SOVEREIGN wealth fund Khazanah Nasional said yesterday it will kick-start the immensely challenging task of turning around flag carrier Malaysia Airlines (MAS) with a RM1.6 billion (S$603 million) injection and cost savings through contract reviews.
MAS has been badly hurt financially after the disappearance of Flight MH370 on March 8 last year, and the shooting down of MH17 over Ukraine four months later.
Both disasters prompted some travellers to avoid MAS.
Its last reported quarter (July to September last year) showed planes were 11.3 per cent less full compared to the number a year ago.
This was despite repeated promotional campaigns as MAS faced major challenges with Chinese customers - a huge tourism market for Malaysia.

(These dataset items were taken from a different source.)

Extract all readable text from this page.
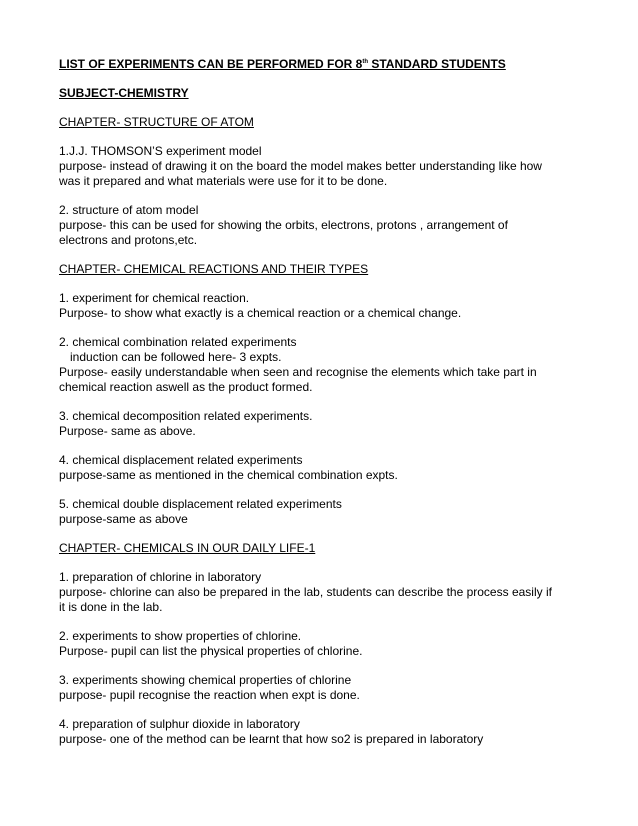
LIST OF EXPERIMENTS CAN BE PERFORMED FOR 8th STANDARD STUDENTS
SUBJECT-CHEMISTRY
CHAPTER- STRUCTURE OF ATOM
1.J.J. THOMSON’S experiment model
purpose- instead of drawing it on the board the model makes better understanding like how
was it prepared and what materials were use for it to be done.
2. structure of atom model
purpose- this can be used for showing the orbits, electrons, protons , arrangement of
electrons and protons,etc.
CHAPTER- CHEMICAL REACTIONS AND THEIR TYPES
1. experiment for chemical reaction.
Purpose- to show what exactly is a chemical reaction or a chemical change.
2. chemical combination related experiments
induction can be followed here- 3 expts.
Purpose- easily understandable when seen and recognise the elements which take part in
chemical reaction aswell as the product formed.
3. chemical decomposition related experiments.
Purpose- same as above.
4. chemical displacement related experiments
purpose-same as mentioned in the chemical combination expts.
5. chemical double displacement related experiments
purpose-same as above
CHAPTER- CHEMICALS IN OUR DAILY LIFE-1
1. preparation of chlorine in laboratory
purpose- chlorine can also be prepared in the lab, students can describe the process easily if
it is done in the lab.
2. experiments to show properties of chlorine.
Purpose- pupil can list the physical properties of chlorine.
3. experiments showing chemical properties of chlorine
purpose- pupil recognise the reaction when expt is done.
4. preparation of sulphur dioxide in laboratory
purpose- one of the method can be learnt that how so2 is prepared in laboratory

MH370 had 153 Chinese nationals on board when it went missing.
One major source of optimism for the airline, which has lost RM5 billion since 2011, is the recent freefall in oil prices.
Analysts said this alone could bring MAS back into the black.
Khazanah - which delisted MAS in December with a RM1.4 billion buyout as part of a RM6 billion turnaround plan - will spend an additional RM1.6 billion over the next three months.
Khazanah also said a controversial supply contract with Brahim's Airline Catering has been priced down by 25 per cent pending a new deal.
The caterer holds a 25-year RM6.25 billion deal signed in 2003, when Tun Abdullah Badawi - whose brother controls Brahim's - took office as Malaysia's prime minister.
The carrier also has its first non-Malaysian chief executive.
Mr Christoph Mueller - who previously ran Irish carrier Aer Lingus - started work on Sunday and will have to deliver a new business plan, which includes staff and route cuts.
Although Khazanah did not say how far it would go towards the target of slashing 30 per cent of MAS' 20,000 employees within this three-month period, it said it would reduce more than 10 per cent of flight capacity this year.
"This short-term network consolidation is expected to enable a strengthening of the airline's financial position, putting it on the right path to subsequently grow its capacity by a compounded annual growth rate of more than5 per cent per annum over the 2015-2020 period," it said in yesterday's statement, adding that MAS would focus on growing its South-east Asia and Asia-Pacific presence while reviewing European and Middle Eastern routes.
Analysts have repeatedly said the European and Middle Eastern destinations are among a third of MAS' routes that have no business case to exist.
But the urgency to take politically unpopular cost-cutting measures has been eased as oil prices have tumbled by half since the recovery plan was announced.
Analysts say that even if MAS made no changes to operations, it could still earn between RM200 million and RM500 million this year if oil stays below US$70 per barrel, as jet fuel typically makes up about 40 per cent of an airline's cost structure.
Benchmark Brent crude has recently been trading at about US$60 per barrel, a long way from the US$115 levels of June last year.
"The situation today is much better than five months ago.
Now that oil prices have halved, MAS is not looking at imminent death," said Maybank's aviation analyst Mohshin Aziz.